The question of interest is "Do females spend more money on their hair than males?" Also, "how much do students typically spend on haircuts?" To answer these questions, a lecturer carried out a survey on 200 students. Also, A variety of variables were measured including hair and sex.

The variables of interest are:

hair: The student's estimated monthly expenditure on haircuts.
sex: The student's gender, Male or Female.

Question of Interest

Do females spend more money on their hair than males? Also, how much do students typically spend on haircuts?

Read in and Inspect the Data

load(system.file("extdata", "survey.df.rda", package = "s20x"))

survey.df = read.table("survey.txt", header = TRUE, stringsAsFactors = T)
# To make things a little less cluttered we put the data in its own dataframe
hair.df = with(survey.df, data.frame(hair = hair, sex = sex))
plot(hair ~ sex, data = hair.df)

hair.df = with(survey.df, data.frame(hair = hair, sex = sex))
plot(hair ~ sex, data = hair.df)

Females seem to spend more money on haircuts than males. We can see the data is quite right-skewed. There also appears to be a problem with equality of variance. Maybe taking logs will help.

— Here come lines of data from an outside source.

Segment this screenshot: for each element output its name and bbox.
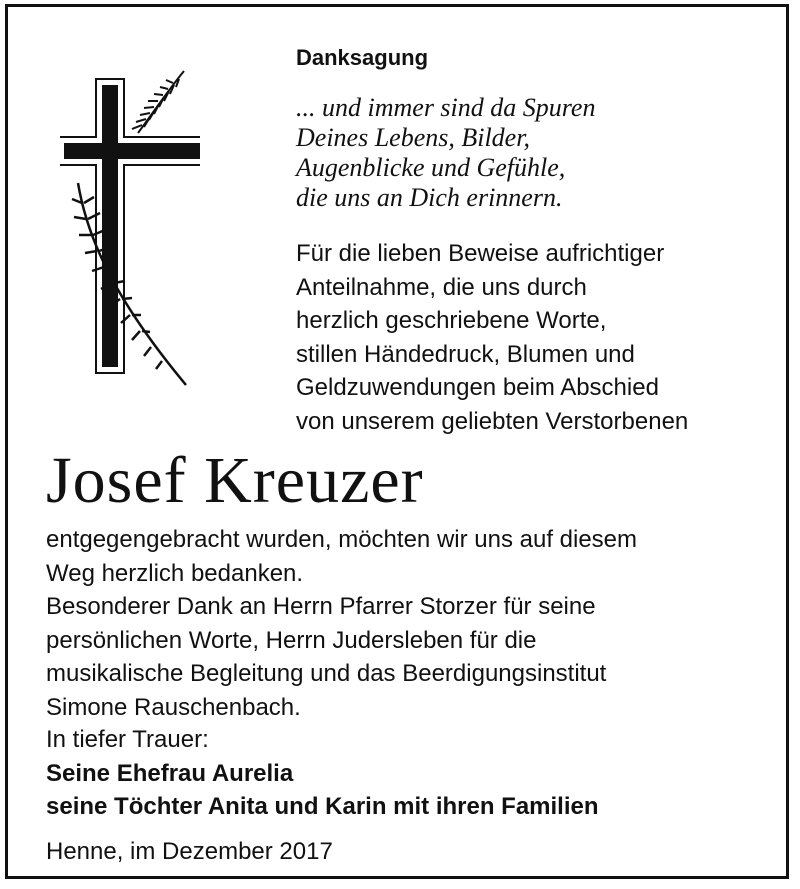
quote-line: ... und immer sind da Spuren — [296, 93, 596, 122]
body-line: musikalische Begleitung und das Beerdigungsinstitut — [46, 660, 607, 687]
body-line: Simone Rauschenbach. — [46, 693, 301, 721]
thanks-text — [46, 523, 637, 724]
deceased-name: Josef Kreuzer — [46, 444, 424, 517]
mourners — [46, 723, 599, 824]
notice-frame — [5, 4, 789, 879]
intro-line: Anteilnahme, die uns durch — [296, 273, 587, 301]
intro-line: herzlich geschriebene Worte, — [296, 307, 607, 334]
body-line: entgegengebracht wurden, möchten wir uns auf diesem — [46, 526, 638, 553]
body-line: persönlichen Worte, Herrn Judersleben für die — [46, 626, 537, 654]
place-date: Henne, im Dezember 2017 — [46, 838, 333, 865]
intro-line: Geldzuwendungen beim Abschied — [296, 374, 659, 401]
heading: Danksagung — [296, 45, 429, 70]
family-line: Seine Ehefrau Aurelia — [46, 759, 294, 787]
quote-line: Augenblicke und Gefühle, — [296, 153, 566, 182]
body-line: Besonderer Dank an Herrn Pfarrer Storzer für seine — [46, 593, 596, 620]
quote-line: Deines Lebens, Bilder, — [296, 123, 530, 152]
quote-line: die uns an Dich erinnern. — [296, 183, 563, 212]
body-line: Weg herzlich bedanken. — [46, 559, 304, 587]
intro-text — [296, 237, 688, 438]
intro-line: von unserem geliebten Verstorbenen — [296, 407, 689, 435]
family-line: seine Töchter Anita und Karin mit ihren Familien — [46, 793, 599, 820]
mourning-label: In tiefer Trauer: — [46, 726, 209, 753]
palm-branch-icon — [58, 63, 198, 393]
quote — [296, 93, 595, 213]
intro-line: stillen Händedruck, Blumen und — [296, 340, 635, 368]
intro-line: Für die lieben Beweise aufrichtiger — [296, 240, 665, 267]
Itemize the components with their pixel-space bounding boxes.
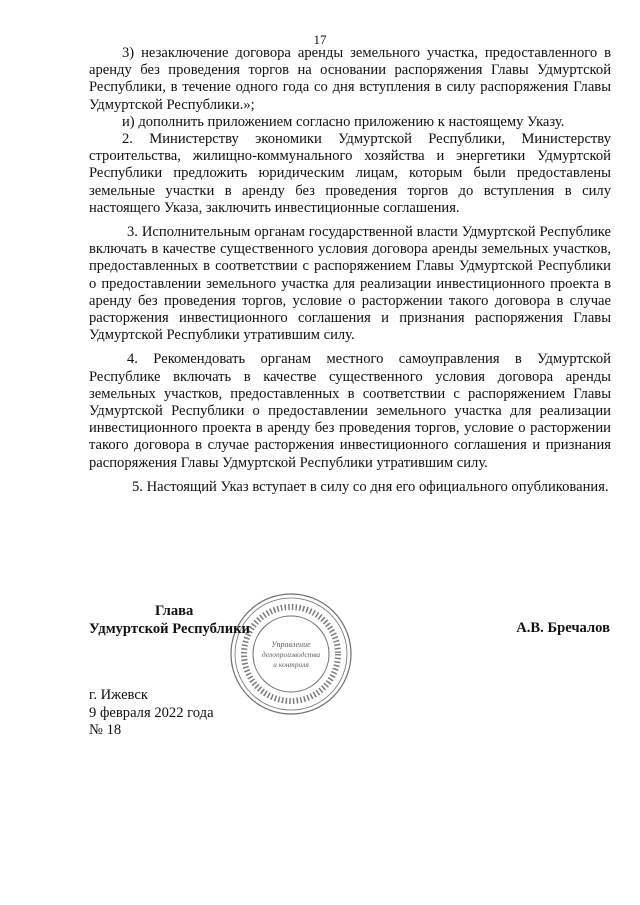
paragraph-2: 2. Министерству экономики Удмуртской Республики, Министерству строительства, жилищно-коммунального хозяйства и энергетики Удмуртской Республики предложить юридическим лицам, которым были предоставлены земельные участки в аренду без проведения торгов до вступления в силу настоящего Указа, заключить инвестиционные соглашения. [89, 131, 611, 216]
signatory-title-line2: Удмуртской Республики [89, 620, 250, 637]
document-body [89, 45, 611, 496]
signatory-title-line1: Глава [155, 603, 194, 619]
svg-text:Управление: Управление [271, 640, 311, 649]
paragraph-5: 5. Настоящий Указ вступает в силу со дня его официального опубликования. [132, 478, 609, 495]
issue-number: № 18 [89, 722, 122, 738]
paragraph-i-subitem: и) дополнить приложением согласно приложению к настоящему Указу. [122, 113, 565, 130]
issue-details [89, 687, 214, 740]
svg-text:и контроля: и контроля [273, 660, 309, 669]
signatory-name: А.В. Бречалов [516, 620, 610, 636]
paragraph-4: 4. Рекомендовать органам местного самоуправления в Удмуртской Республике включать в качестве существенного условия договора аренды земельных участков, предоставленных в соответствии с распоряжением Главы Удмуртской Республики о предоставлении земельного участка для реализации инвестиционного проекта в аренду без проведения торгов, условие о расторжении такого договора в случае расторжения инвестиционного соглашения и признания распоряжения Главы Удмуртской Республики утратившим силу. [89, 351, 611, 471]
signatory-title [89, 603, 269, 638]
paragraph-3-subitem: 3) незаключение договора аренды земельного участка, предоставленного в аренду без проведения торгов на основании распоряжения Главы Удмуртской Республики, в течение одного года со дня вступления в силу распоряжения Главы Удмуртской Республики.»; [89, 45, 611, 113]
issue-city: г. Ижевск [89, 687, 148, 703]
page-number: 17 [313, 32, 327, 47]
issue-date: 9 февраля 2022 года [89, 704, 214, 721]
paragraph-3: 3. Исполнительным органам государственной власти Удмуртской Республике включать в качестве существенного условия договора аренды земельных участков, предоставленных в соответствии с распоряжением Главы Удмуртской Республики о предоставлении земельного участка для реализации инвестиционного проекта в аренду без проведения торгов, условие о расторжении такого договора в случае расторжения инвестиционного соглашения и признания распоряжения Главы Удмуртской Республики утратившим силу. [89, 224, 611, 344]
svg-text:делопроизводства: делопроизводства [261, 650, 321, 659]
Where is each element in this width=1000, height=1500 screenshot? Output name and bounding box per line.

plot(log(hair) ~ sex, data = hair.df)

Definitely makes things nicer, we should stick with the log-scale. So perhaps we should perform our inference on the log-scale. Even on the log-scale females appear to be spending more money on haircuts than males.

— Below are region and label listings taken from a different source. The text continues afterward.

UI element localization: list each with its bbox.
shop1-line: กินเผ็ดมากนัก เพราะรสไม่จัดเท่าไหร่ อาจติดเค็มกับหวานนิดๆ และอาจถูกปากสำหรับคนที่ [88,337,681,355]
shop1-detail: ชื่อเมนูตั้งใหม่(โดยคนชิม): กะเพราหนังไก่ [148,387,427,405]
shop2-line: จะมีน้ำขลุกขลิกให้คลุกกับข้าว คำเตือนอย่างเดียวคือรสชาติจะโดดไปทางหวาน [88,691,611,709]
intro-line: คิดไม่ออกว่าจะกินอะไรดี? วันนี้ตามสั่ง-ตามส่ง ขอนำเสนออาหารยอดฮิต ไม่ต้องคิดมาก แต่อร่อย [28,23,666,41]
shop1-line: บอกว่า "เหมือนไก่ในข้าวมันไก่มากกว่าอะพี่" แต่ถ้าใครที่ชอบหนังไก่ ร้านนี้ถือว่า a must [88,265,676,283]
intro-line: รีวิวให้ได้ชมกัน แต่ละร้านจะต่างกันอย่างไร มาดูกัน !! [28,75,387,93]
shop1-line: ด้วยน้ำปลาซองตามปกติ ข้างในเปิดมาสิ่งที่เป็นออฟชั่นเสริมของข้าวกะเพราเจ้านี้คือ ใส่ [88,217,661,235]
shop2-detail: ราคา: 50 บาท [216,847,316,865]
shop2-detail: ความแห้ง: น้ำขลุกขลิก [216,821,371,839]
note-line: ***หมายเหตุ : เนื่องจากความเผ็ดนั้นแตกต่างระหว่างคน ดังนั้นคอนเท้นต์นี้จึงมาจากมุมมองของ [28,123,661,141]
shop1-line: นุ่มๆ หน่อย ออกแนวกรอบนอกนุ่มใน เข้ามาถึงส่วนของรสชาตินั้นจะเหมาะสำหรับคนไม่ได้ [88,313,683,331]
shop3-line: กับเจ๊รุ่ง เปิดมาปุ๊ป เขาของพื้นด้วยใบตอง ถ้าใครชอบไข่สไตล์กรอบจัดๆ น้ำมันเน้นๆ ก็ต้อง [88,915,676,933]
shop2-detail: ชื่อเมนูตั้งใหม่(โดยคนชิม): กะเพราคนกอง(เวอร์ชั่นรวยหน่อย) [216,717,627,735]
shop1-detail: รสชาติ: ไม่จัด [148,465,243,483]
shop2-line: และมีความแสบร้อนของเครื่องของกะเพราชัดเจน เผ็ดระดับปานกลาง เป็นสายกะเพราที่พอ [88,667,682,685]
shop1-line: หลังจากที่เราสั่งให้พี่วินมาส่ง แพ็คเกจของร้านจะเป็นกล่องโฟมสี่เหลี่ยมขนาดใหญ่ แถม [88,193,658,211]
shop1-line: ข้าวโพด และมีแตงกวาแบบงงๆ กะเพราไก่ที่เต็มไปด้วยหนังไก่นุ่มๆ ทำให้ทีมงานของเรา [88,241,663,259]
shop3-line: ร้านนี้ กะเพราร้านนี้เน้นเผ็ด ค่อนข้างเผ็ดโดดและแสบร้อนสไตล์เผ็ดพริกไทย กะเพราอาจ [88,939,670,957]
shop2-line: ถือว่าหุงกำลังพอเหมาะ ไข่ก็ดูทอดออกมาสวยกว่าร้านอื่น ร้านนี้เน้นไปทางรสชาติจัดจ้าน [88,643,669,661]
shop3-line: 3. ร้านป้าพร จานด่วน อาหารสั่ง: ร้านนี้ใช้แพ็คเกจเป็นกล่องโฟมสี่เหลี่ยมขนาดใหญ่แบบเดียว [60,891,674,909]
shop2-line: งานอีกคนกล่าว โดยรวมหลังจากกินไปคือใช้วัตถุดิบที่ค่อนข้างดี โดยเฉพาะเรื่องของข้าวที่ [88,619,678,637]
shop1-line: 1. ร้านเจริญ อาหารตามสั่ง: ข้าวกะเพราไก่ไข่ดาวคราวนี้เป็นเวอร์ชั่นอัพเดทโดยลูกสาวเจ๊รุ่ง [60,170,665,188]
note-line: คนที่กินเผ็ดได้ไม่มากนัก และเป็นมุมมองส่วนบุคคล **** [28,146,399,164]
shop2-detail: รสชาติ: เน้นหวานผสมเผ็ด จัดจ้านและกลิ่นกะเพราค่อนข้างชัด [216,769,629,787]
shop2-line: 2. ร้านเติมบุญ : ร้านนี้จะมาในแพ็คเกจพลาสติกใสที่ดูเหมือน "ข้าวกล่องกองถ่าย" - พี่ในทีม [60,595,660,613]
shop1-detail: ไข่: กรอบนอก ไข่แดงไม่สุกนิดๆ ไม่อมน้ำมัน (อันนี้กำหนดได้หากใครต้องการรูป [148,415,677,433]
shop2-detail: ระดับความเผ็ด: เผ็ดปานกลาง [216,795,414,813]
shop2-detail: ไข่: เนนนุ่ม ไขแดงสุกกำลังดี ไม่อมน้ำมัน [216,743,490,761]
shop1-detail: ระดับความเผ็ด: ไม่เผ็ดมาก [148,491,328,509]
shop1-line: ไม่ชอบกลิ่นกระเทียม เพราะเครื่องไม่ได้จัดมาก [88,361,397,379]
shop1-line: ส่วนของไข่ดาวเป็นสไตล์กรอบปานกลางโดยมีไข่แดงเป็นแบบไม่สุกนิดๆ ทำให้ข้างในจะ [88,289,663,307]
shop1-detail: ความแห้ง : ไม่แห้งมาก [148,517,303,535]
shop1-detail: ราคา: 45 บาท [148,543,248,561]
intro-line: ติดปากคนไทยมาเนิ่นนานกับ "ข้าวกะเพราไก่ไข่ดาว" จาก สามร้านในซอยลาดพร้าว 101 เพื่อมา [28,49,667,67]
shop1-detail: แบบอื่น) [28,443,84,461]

Model Building and Check Assumptions

hair.fit = lm(log(hair) ~ sex, data = hair.df)
plot(hair.fit, which = 1)
normcheck(hair.fit)
cooks20x(hair.fit)
summary(hair.fit)
# Column bind the backtransformed output together
cbind(exp(coef(hair.fit)), exp(confint(hair.fit)))

Confidence Interval Output

pred.df = data.frame(sex = c("female", "male"))
exp(predict(hair.fit, pred.df, interval = "confidence"))

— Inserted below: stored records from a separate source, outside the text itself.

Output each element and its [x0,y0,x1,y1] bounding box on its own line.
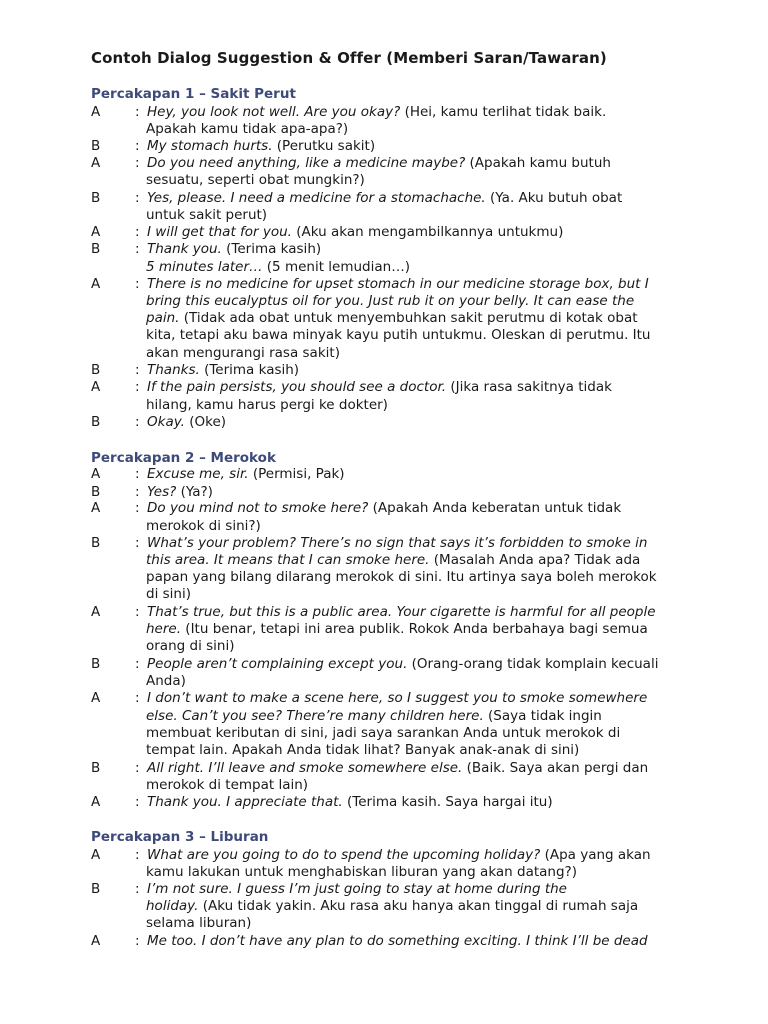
english-text: holiday. [146,898,199,914]
english-text: I’m not sure. I guess I’m just going to stay at home during the [147,881,567,897]
translation-text: (Perutku sakit) [272,138,376,154]
speaker-label: B [91,484,101,500]
translation-text: merokok di tempat lain) [146,777,309,793]
dialog-line [146,259,410,276]
translation-text: (Permisi, Pak) [248,466,345,482]
dialog-line [146,397,388,414]
speaker-colon: : [135,484,140,500]
translation-text: kamu lakukan untuk menghabiskan liburan yang akan datang?) [146,864,577,880]
dialog-line [146,621,648,638]
dialog-line [146,121,348,138]
speaker-label: A [91,379,101,395]
speaker-label: A [91,104,101,120]
speaker-label: A [91,224,101,240]
dialog-line [147,881,567,898]
dialog-line [147,224,563,241]
translation-text: Apakah kamu tidak apa-apa?) [146,121,349,137]
dialog-line [146,569,657,586]
speaker-label: B [91,362,101,378]
dialog-line [146,777,308,794]
translation-text: (Hei, kamu terlihat tidak baik. [400,104,607,120]
speaker-label: B [91,656,101,672]
translation-text: Anda) [146,673,186,689]
speaker-label: B [91,535,101,551]
translation-text: tempat lain. Apakah Anda tidak lihat? Banyak anak-anak di sini) [146,742,580,758]
english-text: Excuse me, sir. [147,466,249,482]
speaker-label: B [91,414,101,430]
dialog-line [147,241,321,258]
english-text: That’s true, but this is a public area. Your cigarette is harmful for all people [147,604,656,620]
dialog-line [146,638,234,655]
translation-text: (Aku akan mengambilkannya untukmu) [291,224,564,240]
english-text: Do you need anything, like a medicine maybe? [147,155,466,171]
dialog-line [146,898,638,915]
translation-text: orang di sini) [146,638,235,654]
speaker-colon: : [135,604,140,620]
translation-text: (Apakah Anda keberatan untuk tidak [368,500,622,516]
speaker-colon: : [135,379,140,395]
english-text: My stomach hurts. [147,138,273,154]
english-text: Hey, you look not well. Are you okay? [147,104,401,120]
translation-text: (Terima kasih. Saya hargai itu) [342,794,553,810]
english-text: I will get that for you. [147,224,292,240]
english-text: What’s your problem? There’s no sign that says it’s forbidden to smoke in [147,535,648,551]
dialog-line [146,673,186,690]
english-text: If the pain persists, you should see a doctor. [147,379,447,395]
english-text: Thank you. [147,241,222,257]
speaker-colon: : [135,794,140,810]
section-heading: Percakapan 2 – Merokok [91,450,276,466]
dialog-line [146,915,251,932]
english-text: Me too. I don’t have any plan to do something exciting. I think I’ll be dead [147,933,648,949]
speaker-label: A [91,847,101,863]
translation-text: (Tidak ada obat untuk menyembuhkan sakit perutmu di kotak obat [179,310,638,326]
speaker-colon: : [135,933,140,949]
english-text: I don’t want to make a scene here, so I suggest you to smoke somewhere [147,690,648,706]
dialog-line [147,656,658,673]
translation-text: (Masalah Anda apa? Tidak ada [429,552,641,568]
english-text: here. [146,621,182,637]
dialog-line [147,138,375,155]
dialog-line [146,293,634,310]
translation-text: selama liburan) [146,915,252,931]
english-text: this area. It means that I can smoke here. [146,552,430,568]
speaker-label: B [91,760,101,776]
dialog-line [146,310,638,327]
translation-text: membuat keributan di sini, jadi saya sarankan Anda untuk merokok di [146,725,621,741]
english-text: Thanks. [147,362,200,378]
speaker-colon: : [135,138,140,154]
english-text: 5 minutes later… [146,259,263,275]
translation-text: di sini) [146,586,191,602]
dialog-line [146,708,602,725]
speaker-label: A [91,500,101,516]
speaker-colon: : [135,881,140,897]
translation-text: merokok di sini?) [146,518,261,534]
dialog-line [147,690,647,707]
dialog-line [146,207,267,224]
dialog-line [147,794,553,811]
translation-text: (Itu benar, tetapi ini area publik. Rokok Anda berbahaya bagi semua [181,621,648,637]
speaker-label: A [91,604,101,620]
speaker-colon: : [135,500,140,516]
speaker-colon: : [135,104,140,120]
english-text: Thank you. I appreciate that. [147,794,343,810]
speaker-colon: : [135,190,140,206]
speaker-label: B [91,138,101,154]
speaker-colon: : [135,362,140,378]
speaker-label: A [91,794,101,810]
speaker-colon: : [135,276,140,292]
translation-text: (Saya tidak ingin [483,708,602,724]
translation-text: (Terima kasih) [221,241,322,257]
translation-text: sesuatu, seperti obat mungkin?) [146,172,365,188]
english-text: Yes, please. I need a medicine for a stomachache. [147,190,486,206]
english-text: People aren’t complaining except you. [147,656,408,672]
english-text: All right. I’ll leave and smoke somewhere else. [147,760,463,776]
speaker-colon: : [135,535,140,551]
speaker-colon: : [135,224,140,240]
english-text: Okay. [147,414,185,430]
speaker-colon: : [135,241,140,257]
translation-text: akan mengurangi rasa sakit) [146,345,340,361]
dialog-line [146,742,579,759]
speaker-label: A [91,933,101,949]
translation-text: (Oke) [184,414,227,430]
speaker-colon: : [135,656,140,672]
dialog-line [147,190,622,207]
speaker-label: A [91,690,101,706]
dialog-line [147,847,651,864]
translation-text: (Jika rasa sakitnya tidak [446,379,612,395]
speaker-colon: : [135,690,140,706]
dialog-line [146,518,261,535]
speaker-label: A [91,466,101,482]
english-text: else. Can’t you see? There’re many children here. [146,708,484,724]
speaker-label: B [91,241,101,257]
dialog-line [146,864,577,881]
translation-text: (Aku tidak yakin. Aku rasa aku hanya akan tinggal di rumah saja [198,898,639,914]
translation-text: hilang, kamu harus pergi ke dokter) [146,397,388,413]
dialog-line [146,725,620,742]
speaker-colon: : [135,155,140,171]
dialog-line [146,327,651,344]
dialog-line [147,760,648,777]
speaker-label: B [91,881,101,897]
dialog-line [147,155,611,172]
speaker-label: B [91,190,101,206]
dialog-line [147,535,647,552]
english-text: bring this eucalyptus oil for you. Just rub it on your belly. It can ease the [146,293,635,309]
dialog-line [147,466,345,483]
speaker-label: A [91,276,101,292]
dialog-line [146,586,191,603]
translation-text: (Terima kasih) [199,362,300,378]
speaker-label: A [91,155,101,171]
translation-text: untuk sakit perut) [146,207,268,223]
dialog-line [146,345,340,362]
translation-text: kita, tetapi aku bawa minyak kayu putih untukmu. Oleskan di perutmu. Itu [146,327,651,343]
dialog-line [147,933,648,950]
translation-text: (Apa yang akan [540,847,651,863]
translation-text: (Ya?) [176,484,213,500]
translation-text: (Ya. Aku butuh obat [485,190,623,206]
translation-text: (Orang-orang tidak komplain kecuali [407,656,659,672]
english-text: Do you mind not to smoke here? [147,500,369,516]
speaker-colon: : [135,414,140,430]
translation-text: (Baik. Saya akan pergi dan [462,760,649,776]
english-text: There is no medicine for upset stomach in our medicine storage box, but I [147,276,649,292]
speaker-colon: : [135,466,140,482]
english-text: Yes? [147,484,177,500]
english-text: What are you going to do to spend the upcoming holiday? [147,847,541,863]
document-title: Contoh Dialog Suggestion & Offer (Memberi Saran/Tawaran) [91,49,607,67]
section-heading: Percakapan 1 – Sakit Perut [91,86,296,102]
translation-text: (5 menit lemudian…) [262,259,410,275]
dialog-line [146,172,365,189]
dialog-line [147,104,606,121]
dialog-line [147,500,621,517]
dialog-line [147,379,612,396]
dialog-line [147,604,656,621]
dialog-line [147,362,299,379]
dialog-line [146,552,640,569]
speaker-colon: : [135,760,140,776]
dialog-line [147,276,649,293]
translation-text: papan yang bilang dilarang merokok di sini. Itu artinya saya boleh merokok [146,569,657,585]
dialog-line [147,484,213,501]
section-heading: Percakapan 3 – Liburan [91,829,269,845]
dialog-line [147,414,226,431]
english-text: pain. [146,310,180,326]
speaker-colon: : [135,847,140,863]
translation-text: (Apakah kamu butuh [465,155,611,171]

conf1=as.data.frame(exp(predict(hair.fit, pred.df, interval = "confidence")))
resultStr0 = sprintf("$%s", format(round(conf1$fit,0), big.mark = ",", trim = TRUE) )
resultStr1 = sprintf("$%s and $%s",
                    format(round(conf1$lwr,0), big.mark = ",", trim = TRUE),
                    format(round(conf1$upr,0), big.mark = ",", trim = TRUE)
                    )

conf2 = as.data.frame(abs(100*(exp(confint(hair.fit)) - 1)))

resultStr2 = sprintf("%s%% and %s%%",
                    format(round(conf2$`97.5 %`,0), big.mark = ",", trim = TRUE),
                    format(round(conf2$`2.5 %`,0), big.mark = ",", trim = TRUE)
                    )

Methods and Assumption Checks

The boxplot of hair vs sex revealed that the data were right-skewed. Hence, we logged hair. The boxplot of log(hair) vs sex show visible improvement. So, we have fitted a linear model with log(hair) being explained by sex.

We probably wouldn't say the data is normal from the Q-Q plot. What we have is evidence of a lot of rounding---people rounding to the nearest $5, $10, etc. However, the CLT should make things okay. The histogram of the residuals was unimodal and reasonably symmetric. The rest of our model assumptions have been satisfied.

Our final model is $$log(Hair_i) = \beta_0 + \beta_1 \times SexMale_i + \epsilon_i,$$ where $\epsilon_i \sim iid ~ N(0,\sigma^2)$. Here $SexMale_i=1$ if the student was male, otherwise it was zero.

Our model explained 29% of the variability in the logged students' hair expenditure.

Executive Summary

We have strong evidence that females typically spend more money on their hair than males.

We estimate that males spend approximately half as much as females do on their hair. We are confident this factor is between r resultStr2[2].

We estimate the median amount females spend on their hair each month is r resultStr0[1] and are confident it is between r resultStr1[1]. For males we estimate a median spend of r resultStr0[2] and are confident it is between r resultStr1[2].